Automation is inevitable to support the increased audit, FOI, eDiscovery, security and other regulatory obligations that government agencies are expected to meet. Recently, Castlepoint engaged with a small specialist Federal agency. The agency had been running a manual sentencing process for two years, which involved reviewing content in a legacy shared drive and classifying it against AFDA Express and their Records Authority (RA). It wanted to explore an automation solution as an alternative.
We implemented Castlepoint and ran it across the same drive, registering, classifying and sentencing the content using Artificial Intelligence (AI).
In parallel, we selected a random sample of files, and undertook a separate manual sentencing activity by a qualified records manager, blind to the results of both the original manual activity and the Castlepoint audit.
Castlepoint uses Natural Language Processing (Machine Learning) to recognise key terms and concepts in documents and data held within systems.
A combination of Artificial Intelligence supervised and unsupervised learning models is employed to correctly match, categorise and sentence the terms and concepts.
Castlepoint then uses the model outputs to select the correct Record Authority, Taxonomy, and Ontology that best fits the data.
The previous manual process had involved:
Approximately 1 million items were sentenced in this way. The projected cost to complete sentencing of the 4.6 million items in the drive was 223 weeks, which is the equivalent of about A$300,000 APS6 FTE salary.
Our team installed Castlepoint, and used it to run an automated classification and sentencing process. The high level process looks like this:
After installation, the audit took 30 days to run across all 4.6 million items (average 40,000 items a day, or 280,000 per week – one every two seconds).
The cost of a Castlepoint enterprise license for this type of organisation is under $A20,000.00 per annum, so there was a 70% reduction in per-item costs (from 7c per item to 0.004 cents). This would continue to reduce as Castlepoint ran across more systems, as the license is for the whole enterprise. Overall, we reduced the cost of processing by 95% per item.
The other huge benefit of automation is extensibility. We ran some other key uses cases with Castlepoint, with the following projected results:
Our projected Return on Investment for Castlepoint was under one month to 100% cost recovery.
One thing to note is that manual classification should still be the gold standard. No AI can make inferences and assessments about the content and context of a document with the sophistication of a human brain.
But the benefits we can achieve from having human evaluators are quickly undermined by the sheer scale of the problem. To categorise all of these records in the timeframe, the manual sentencer had sentence on average 20,970 items a week, which required them to sentence nine items per minute (one every seven seconds). There is no time, in this model, to read and understand the entire document.
As a result, our validation exercise identified some key issues.
We found that 75% of the manually classified records in the sample size were potentially under-classified, and should be retained 40% longer than currently planned. This under-classification was caused by assessing the records based on their title and a (necessarily) quick scan of their content, which did not allow the sentencer to identify small (but key) portions of text that elevated the item from a 7-year class to a 10-year class, for example.
We also found that a lot of content was assigned Normal Administrative Practice (NAP) Classification for ad hoc deletion, as part of a necessary strategy to expedite the sentencing activity.

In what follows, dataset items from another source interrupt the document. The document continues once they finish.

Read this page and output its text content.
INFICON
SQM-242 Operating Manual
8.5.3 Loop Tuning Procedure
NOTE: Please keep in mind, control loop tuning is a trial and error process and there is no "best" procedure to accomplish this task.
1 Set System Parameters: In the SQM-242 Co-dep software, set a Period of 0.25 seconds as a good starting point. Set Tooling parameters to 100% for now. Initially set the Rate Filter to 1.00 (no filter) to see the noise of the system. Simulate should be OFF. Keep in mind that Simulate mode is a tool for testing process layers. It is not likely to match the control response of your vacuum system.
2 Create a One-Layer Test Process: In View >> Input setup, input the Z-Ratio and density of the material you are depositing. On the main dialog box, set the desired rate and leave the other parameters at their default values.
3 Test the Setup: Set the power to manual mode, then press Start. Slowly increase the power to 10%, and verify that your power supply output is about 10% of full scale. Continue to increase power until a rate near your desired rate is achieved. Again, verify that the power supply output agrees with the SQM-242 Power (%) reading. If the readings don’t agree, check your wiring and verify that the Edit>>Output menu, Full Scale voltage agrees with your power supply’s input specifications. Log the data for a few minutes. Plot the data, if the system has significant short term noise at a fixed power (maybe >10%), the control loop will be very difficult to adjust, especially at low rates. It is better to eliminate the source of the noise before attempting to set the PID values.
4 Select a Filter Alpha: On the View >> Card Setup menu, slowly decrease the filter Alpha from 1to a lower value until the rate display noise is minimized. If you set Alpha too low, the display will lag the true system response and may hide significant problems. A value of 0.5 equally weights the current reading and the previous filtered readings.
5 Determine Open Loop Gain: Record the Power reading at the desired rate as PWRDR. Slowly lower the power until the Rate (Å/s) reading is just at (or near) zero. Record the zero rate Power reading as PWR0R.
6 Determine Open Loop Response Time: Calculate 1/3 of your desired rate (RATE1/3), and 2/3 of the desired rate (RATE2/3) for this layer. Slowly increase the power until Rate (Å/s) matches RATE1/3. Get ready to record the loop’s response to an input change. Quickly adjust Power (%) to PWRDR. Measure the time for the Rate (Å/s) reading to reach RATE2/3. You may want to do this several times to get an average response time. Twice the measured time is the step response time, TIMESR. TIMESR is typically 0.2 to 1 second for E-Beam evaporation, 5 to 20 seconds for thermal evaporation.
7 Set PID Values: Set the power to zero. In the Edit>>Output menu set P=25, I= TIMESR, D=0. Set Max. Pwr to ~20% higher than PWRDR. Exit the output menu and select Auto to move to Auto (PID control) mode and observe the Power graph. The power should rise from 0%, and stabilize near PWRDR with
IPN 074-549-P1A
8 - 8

Items were marked as NAP based on risk-based decisions, such as their format. Castlepoint’s assessment of the records marked as NAP indicated that most actually needed to be retained.
Castlepoint had a 100% success rate in retention application, compared to the in-depth records manager sentencing action. Castlepoint also used the retention on individual items to calculate the retention of the whole aggregation, reducing the number of disposition actions required.
The sentencer could not open some types of files, meaning they could not be sentenced at all. Attachments in emails couldn’t be opened; hidden files, system files, files with overlong names, and zip files were excluded. In this share, the most common file types included .properties, .bat, .html and .gz. which the sentencer couldn’t read. Castlepoint was able to read all of these.
We found that the requirement to rename files introduced some classification mistakes based on typographical errors. Transposing two digits changed the applied Class, and as such the sentence (e.g. 20314/20334 vs. 20344). Also, opening the file to appraise it can change the metadata, which affects the sentence calculation, so care must be taken here. Castlepoint avoided these issues by maintaining a standalone register of all items, and not modifying the source.
Disposition decisions need to be defensible. When we give a business owner a file name, out of context with its other related records, they are not able to make informed decisions about whether the sentence is appropriate without themselves also reviewing the document. Castlepoint provided the key phrases that were used to make the decision, so the owner could simply review these to validate the sentence.
Class isn’t the only consideration when it comes to disposition. We also need to know if the content could be subject to a retention hold or disposition freeze. We need to know if it relates to any key work that is ongoing, as it may still have real value to the organisation. On the flip side, we need to know if it’s a risky item. If it contains PII, details about Spent Convictions, sensitive commercial or other confidential information, or classified information, it may need to be disposed of more expeditiously (and handled differently) to less sensitive items.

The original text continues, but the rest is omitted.